Cet article vous est offert Pour lire gratuitement cet article réservé aux abonnés, connectez-vous Se connecter Vous n'êtes pas inscrit sur Le Monde ? Inscrivez-vous gratuitement International International International Danemark Danemark Danemark Après des tractations historiquement longues, la patronne des sociaux-démocrates danois a réussi à former une coalition de centre gauche, incluant quatre partis, dans le cadre d’un paysage politique éclaté. Article réservé aux abonnés Douze partis représentés au Parlement, un paysage politique plus morcelé que jamais et deux grandes formations − les sociaux-démocrates et les libéraux − crédités de scores historiquement bas. Sans surprise, les négociations engagées après les législatives du 24 mars ont pris du temps au Danemark, battant un nouveau record : 69 jours au total, contre 43 en 2022. Après plusieurs allers-retours, elles ont finalement abouti, mardi 2 juin, avec la signature d’un accord entre les quatre partis de centre gauche qui vont constituer le prochain gouvernement.
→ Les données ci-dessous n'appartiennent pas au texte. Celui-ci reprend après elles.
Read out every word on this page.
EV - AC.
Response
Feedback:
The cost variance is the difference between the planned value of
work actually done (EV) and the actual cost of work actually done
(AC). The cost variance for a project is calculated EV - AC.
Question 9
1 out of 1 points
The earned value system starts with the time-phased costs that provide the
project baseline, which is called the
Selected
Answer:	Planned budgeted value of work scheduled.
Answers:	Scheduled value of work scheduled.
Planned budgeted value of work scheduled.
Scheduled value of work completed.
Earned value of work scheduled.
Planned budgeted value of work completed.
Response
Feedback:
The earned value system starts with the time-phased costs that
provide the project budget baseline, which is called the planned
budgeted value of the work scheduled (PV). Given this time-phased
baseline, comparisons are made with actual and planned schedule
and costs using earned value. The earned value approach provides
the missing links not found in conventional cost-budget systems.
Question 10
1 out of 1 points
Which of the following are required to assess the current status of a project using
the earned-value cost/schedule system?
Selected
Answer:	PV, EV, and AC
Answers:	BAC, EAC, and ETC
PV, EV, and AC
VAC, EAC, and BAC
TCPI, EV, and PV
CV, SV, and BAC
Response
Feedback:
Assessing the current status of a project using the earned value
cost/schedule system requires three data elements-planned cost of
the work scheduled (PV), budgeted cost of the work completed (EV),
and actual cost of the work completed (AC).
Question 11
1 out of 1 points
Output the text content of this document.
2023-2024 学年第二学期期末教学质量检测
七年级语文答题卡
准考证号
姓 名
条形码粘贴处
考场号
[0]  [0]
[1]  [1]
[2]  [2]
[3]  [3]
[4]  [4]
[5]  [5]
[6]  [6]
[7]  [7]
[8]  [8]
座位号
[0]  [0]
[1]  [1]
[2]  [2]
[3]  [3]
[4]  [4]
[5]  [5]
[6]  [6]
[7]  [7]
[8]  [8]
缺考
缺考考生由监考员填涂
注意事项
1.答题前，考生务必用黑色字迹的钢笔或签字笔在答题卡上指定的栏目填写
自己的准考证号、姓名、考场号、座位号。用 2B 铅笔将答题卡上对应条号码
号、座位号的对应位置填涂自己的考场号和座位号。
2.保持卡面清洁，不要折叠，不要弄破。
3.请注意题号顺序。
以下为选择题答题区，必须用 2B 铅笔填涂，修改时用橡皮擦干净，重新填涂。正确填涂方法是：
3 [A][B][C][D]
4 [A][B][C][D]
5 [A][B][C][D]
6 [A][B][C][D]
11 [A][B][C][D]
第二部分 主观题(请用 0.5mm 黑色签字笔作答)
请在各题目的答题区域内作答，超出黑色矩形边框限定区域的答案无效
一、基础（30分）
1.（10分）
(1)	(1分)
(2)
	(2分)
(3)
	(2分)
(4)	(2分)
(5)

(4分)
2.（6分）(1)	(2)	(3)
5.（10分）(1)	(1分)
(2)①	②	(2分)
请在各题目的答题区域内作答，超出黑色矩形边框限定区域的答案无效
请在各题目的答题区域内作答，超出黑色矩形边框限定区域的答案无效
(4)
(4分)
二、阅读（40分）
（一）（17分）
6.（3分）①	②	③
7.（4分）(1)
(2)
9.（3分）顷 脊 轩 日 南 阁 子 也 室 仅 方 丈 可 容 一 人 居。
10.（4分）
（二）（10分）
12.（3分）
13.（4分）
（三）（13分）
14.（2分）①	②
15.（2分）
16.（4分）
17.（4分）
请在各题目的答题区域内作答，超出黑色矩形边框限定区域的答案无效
Première ministre depuis 2019, la cheffe de file des sociaux-démocrates, Mette Frederiksen, 48 ans, obtient ainsi un troisième mandat. Sa position n’avait jamais vraiment été menacée : si son parti n’a obtenu que 21,09 % des voix aux législatives, le centre gauche est arrivé en tête devant la droite libérale conservatrice et l’extrême droite. Il ne restait donc plus qu’à convaincre Lars Lokke Rasmussen, dirigeant des Modérés (Moderaterne, centre droit), en position d’arbitre et dans le rôle de faiseur de roi. L’ex-premier ministre, chef de la diplomatie depuis 2022, a d’abord fait monter les enchères, avant de s’aligner derrière Mme Frederiksen. Il vous reste 80.86% de cet article à lire. La suite est réservée aux abonnés.
Au Danemark, un troisième mandat pour la première ministre Mette Frederiksen
Après des tractations historiquement longues, la patronne des sociaux-démocrates danois a réussi à former une coalition de centre gauche, incluant quatre partis, dans le cadre d’un paysage politique éclaté.
Frederiksen obtient son troisième mandat après 69 jours de négociations record avec une coalition de 4 partis de centre-gauche. Instabilité politique entrave compliance numérique et gouvernance réglementaire; fragmentation ralentit stratégies tech cross-border.